Natanson has spent the past year covering the Trump administration’s effort to fire federal workers and wrote a first-person piece late last year about her experience.
The Post also received a subpoena Wednesday morning seeking information related to the classified materials case.
The FBI declined to answer questions about the search and referred to a statement that Director Kash Patel posted on social media accusing the reporter of “obtaining and reporting classified, sensitive military information from a government contractor — endangering our warfighters and compromising America’s national security. The alleged leaker was arrested this week and is in custody.”
Other reporters and editors who had faced government surveillance and legal action said the case represented a new level of intimidation.
The raid on Natanson’s home “goes way beyond anything that is expected or required under any normal and traditional guidelines covering the way the government deals with the press,” said James Risen, a former investigative reporter for the New York Times, who has described undergoing years of FBI surveillance starting in 2008 as he fought to avoid testifying in a national security leak investigation involving his reporting.
Laura Poitras, the documentary filmmaker who helped Edward Snowden go public with his revelations about government surveillance, called the raid an “outrageous escalation” and a reminder to reporters that they need to take extra precautions when dealing with sensitive subjects and sources.

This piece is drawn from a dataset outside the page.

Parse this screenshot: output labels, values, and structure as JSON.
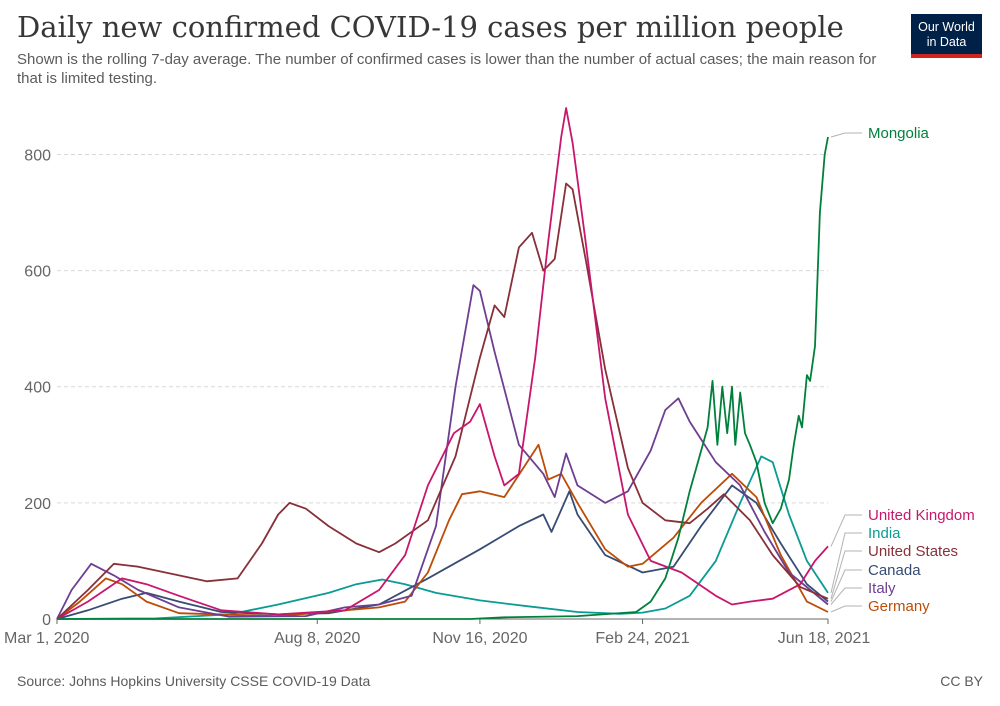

She said she took extreme digital security measures to protect Snowden in 2013 when he disclosed details of secret government surveillance efforts.
“This administration is salivating for an opportunity to incarcerate journalists,” said Martin Baron, a former executive editor of The Post, noting that Trump talked openly about the possibility at rallies in 2022. Baron said the administration’s open disdain for the press indicated that “things are going to get far worse.”

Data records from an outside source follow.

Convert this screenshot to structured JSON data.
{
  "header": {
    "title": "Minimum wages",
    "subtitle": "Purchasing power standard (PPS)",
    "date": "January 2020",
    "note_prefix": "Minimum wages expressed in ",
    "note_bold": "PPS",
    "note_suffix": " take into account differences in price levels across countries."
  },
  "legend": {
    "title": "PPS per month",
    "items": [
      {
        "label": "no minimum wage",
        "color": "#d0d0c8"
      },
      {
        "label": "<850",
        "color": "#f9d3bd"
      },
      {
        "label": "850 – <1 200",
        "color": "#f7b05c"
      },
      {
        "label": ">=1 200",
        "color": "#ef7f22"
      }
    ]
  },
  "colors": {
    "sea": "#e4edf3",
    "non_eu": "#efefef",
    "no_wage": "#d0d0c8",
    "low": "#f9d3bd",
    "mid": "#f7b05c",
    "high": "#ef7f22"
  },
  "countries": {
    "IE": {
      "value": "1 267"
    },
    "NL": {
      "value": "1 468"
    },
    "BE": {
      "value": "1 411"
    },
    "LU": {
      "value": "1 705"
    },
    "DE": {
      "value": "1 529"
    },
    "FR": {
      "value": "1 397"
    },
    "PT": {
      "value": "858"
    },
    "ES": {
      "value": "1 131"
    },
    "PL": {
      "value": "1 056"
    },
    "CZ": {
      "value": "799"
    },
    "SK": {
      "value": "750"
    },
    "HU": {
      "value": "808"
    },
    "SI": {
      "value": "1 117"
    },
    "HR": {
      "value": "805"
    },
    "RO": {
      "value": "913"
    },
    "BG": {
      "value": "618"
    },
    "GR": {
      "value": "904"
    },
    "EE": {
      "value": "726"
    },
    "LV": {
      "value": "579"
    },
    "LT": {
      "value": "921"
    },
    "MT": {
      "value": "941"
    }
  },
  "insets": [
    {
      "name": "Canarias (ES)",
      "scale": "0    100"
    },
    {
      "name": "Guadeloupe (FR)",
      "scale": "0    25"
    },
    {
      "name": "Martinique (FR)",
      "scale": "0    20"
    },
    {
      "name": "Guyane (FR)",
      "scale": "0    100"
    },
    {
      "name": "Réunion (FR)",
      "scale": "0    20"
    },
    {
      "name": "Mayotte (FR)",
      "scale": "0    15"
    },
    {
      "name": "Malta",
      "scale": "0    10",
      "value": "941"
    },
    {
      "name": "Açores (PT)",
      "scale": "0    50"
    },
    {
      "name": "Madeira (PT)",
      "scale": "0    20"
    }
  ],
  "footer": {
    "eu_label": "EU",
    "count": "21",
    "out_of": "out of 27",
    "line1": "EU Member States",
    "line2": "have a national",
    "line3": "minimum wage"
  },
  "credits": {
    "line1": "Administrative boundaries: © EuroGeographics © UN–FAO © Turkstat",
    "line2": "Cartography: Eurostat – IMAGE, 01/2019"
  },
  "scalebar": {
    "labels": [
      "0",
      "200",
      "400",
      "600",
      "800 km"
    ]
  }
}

When the Justice Department labeled a Fox News reporter a criminal in 2013 to seize his emails in a leak investigation, the backlash was swift and bipartisan.
Attorney General Eric Holder, accused by Republican lawmakers of misleading Congress, responded by barring prosecutors from falsely portraying reporters as criminals to obtain search warrants — unless they genuinely planned to bring charges.
In 2021, after revelations that Trump’s Justice Department had secretly seized records from reporters at The Post, the New York Times and CNN, Attorney General Merrick Garland went further: He banned using search warrants and subpoenas to obtain journalists’ materials or compel testimony about their sources.
Last year, Attorney General Pam Bondi reversed course, restoring investigators’ ability to target reporters’ information. She reinstated much of Holder’s framework but made one critical change: She eliminated the ban on misrepresenting reporters as criminals to circumvent a decades-old law protecting journalists.
While many journalists have adopted heightened security measures to protect their sources in recent years, including encrypted communications technology, the government has immense power to surveil.
The search warrant serves as a reminder to journalists of the difficult work of protecting sources, said Alex Papachristou, director of the Cyrus R. Vance Center for International Justice, which provides free legal services to small news organizations around the country. He predicted the warrant would have a “cryogenic effect” on the willingness of sources to disclose information to the press.
“We’re in a time,” he said, “when looking over your shoulder is just about the only way to look.”
Liam Scott contributed to this report.